Non capita spesso, del resto, di veder coesistere in un solo individuo un poeta, un uomo di
cinema, un autore di parole per canzoni di successo.
Anticonformista dichiarato, per istinto e educazione surrealista, Prévert fonde nella sua poesia
simboli, oggetti e evocazioni che ricreano in modo diretto l'atmosfera di certi quartieri della
capitale francese.

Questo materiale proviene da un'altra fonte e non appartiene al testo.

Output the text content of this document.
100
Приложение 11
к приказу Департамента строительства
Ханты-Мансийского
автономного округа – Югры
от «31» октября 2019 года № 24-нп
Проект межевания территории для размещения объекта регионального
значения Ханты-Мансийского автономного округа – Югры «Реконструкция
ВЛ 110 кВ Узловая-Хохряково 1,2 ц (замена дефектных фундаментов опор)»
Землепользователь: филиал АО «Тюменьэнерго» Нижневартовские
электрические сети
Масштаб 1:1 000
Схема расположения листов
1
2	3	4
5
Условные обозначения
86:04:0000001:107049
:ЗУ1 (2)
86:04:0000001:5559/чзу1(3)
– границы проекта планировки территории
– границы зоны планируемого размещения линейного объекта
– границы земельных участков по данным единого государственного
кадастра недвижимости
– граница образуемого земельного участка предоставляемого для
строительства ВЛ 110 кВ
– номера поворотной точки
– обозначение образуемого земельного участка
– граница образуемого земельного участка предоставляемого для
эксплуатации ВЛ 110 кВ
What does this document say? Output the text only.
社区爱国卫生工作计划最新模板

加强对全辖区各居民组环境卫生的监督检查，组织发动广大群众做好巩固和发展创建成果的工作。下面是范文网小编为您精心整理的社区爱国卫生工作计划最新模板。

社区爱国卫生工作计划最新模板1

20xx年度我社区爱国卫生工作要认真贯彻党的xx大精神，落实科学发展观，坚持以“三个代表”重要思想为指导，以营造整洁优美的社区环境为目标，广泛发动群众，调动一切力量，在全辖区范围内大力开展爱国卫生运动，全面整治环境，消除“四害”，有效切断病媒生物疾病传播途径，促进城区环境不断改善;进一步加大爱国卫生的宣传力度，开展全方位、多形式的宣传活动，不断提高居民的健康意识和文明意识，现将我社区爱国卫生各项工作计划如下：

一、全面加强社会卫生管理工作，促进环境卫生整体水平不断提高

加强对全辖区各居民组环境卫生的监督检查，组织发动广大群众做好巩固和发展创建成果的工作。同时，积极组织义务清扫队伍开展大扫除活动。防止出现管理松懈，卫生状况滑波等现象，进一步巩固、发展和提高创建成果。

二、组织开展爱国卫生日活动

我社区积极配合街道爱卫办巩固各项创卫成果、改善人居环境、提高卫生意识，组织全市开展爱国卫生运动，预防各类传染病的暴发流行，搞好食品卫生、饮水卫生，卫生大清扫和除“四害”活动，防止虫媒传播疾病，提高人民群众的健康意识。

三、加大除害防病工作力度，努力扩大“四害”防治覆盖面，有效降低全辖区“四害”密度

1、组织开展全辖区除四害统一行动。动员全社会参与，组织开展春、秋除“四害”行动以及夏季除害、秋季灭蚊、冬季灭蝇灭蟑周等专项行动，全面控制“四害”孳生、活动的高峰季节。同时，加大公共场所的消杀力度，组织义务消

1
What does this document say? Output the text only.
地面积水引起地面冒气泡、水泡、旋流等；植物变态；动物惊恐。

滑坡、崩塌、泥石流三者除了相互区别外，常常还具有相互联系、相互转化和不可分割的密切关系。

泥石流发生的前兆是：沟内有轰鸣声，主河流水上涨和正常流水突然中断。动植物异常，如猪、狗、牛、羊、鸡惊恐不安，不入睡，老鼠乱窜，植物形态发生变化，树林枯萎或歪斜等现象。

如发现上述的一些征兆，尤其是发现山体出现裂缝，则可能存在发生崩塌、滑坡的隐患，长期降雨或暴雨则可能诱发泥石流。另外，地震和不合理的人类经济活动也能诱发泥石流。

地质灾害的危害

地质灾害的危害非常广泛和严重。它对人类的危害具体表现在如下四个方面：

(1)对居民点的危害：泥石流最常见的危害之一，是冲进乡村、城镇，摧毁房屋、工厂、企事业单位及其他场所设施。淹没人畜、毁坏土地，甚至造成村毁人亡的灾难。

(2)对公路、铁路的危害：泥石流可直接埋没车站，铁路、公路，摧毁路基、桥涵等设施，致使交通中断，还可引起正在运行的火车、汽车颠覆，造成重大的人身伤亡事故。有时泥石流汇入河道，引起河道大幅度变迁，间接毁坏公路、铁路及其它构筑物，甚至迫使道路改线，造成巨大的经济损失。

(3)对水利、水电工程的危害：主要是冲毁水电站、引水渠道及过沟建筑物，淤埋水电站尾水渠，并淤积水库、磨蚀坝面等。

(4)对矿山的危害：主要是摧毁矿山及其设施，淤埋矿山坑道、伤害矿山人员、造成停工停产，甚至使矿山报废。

E, per improvvisa magia, vena satirica e polemica si sposano alla favola e
all'elegia; l'ateo blasfemo fa da contrappunto al prete e al bigotto, il renitente al gregario,
l'anarchico al fascista, chi fa l'amore contento a chi triste non lo fa.
Nelle sue poesie a sfondo sociale, le prime parti son sempre tenute dall'estro, che ora si traduce
in acuta invettiva contro i costumi, la mentalità, le istituzioni; ora in umorismo ombreggiato
d'irrazionale che esplode in magistrali tiritere, nonsensi, giochi di parole. No, Prévert non è un
poeta come gli altri. Ha rinnovato l'aria, ha immesso il respiro della strada nei corridoi della
poesia del suo tempo. E' suono oltre a essere stile, parla a seconda della parola che gli sale alla
bocca, scrive come si parla camminando. Perché la poesia di Prévert, stilisticamente perfetta, è
una poesia parlata, fatta d'incastri e composizioni come scatole cinesi, falsi proverbi, esilaranti
sentenze... e di Parigi, riscoperta, celebrata, denudata nella sua strafottente modernità. E'
calore, ambiente, libertà di giudizio, vita quotidiana; è anticonformismo, a volte anarchia, amore.
E' gioia che stenta a farsi largo e si fissa nella smorfia dei vagabondi, o guizza rada nelle
immagini semplici di fiori, bambini, belle ragazze.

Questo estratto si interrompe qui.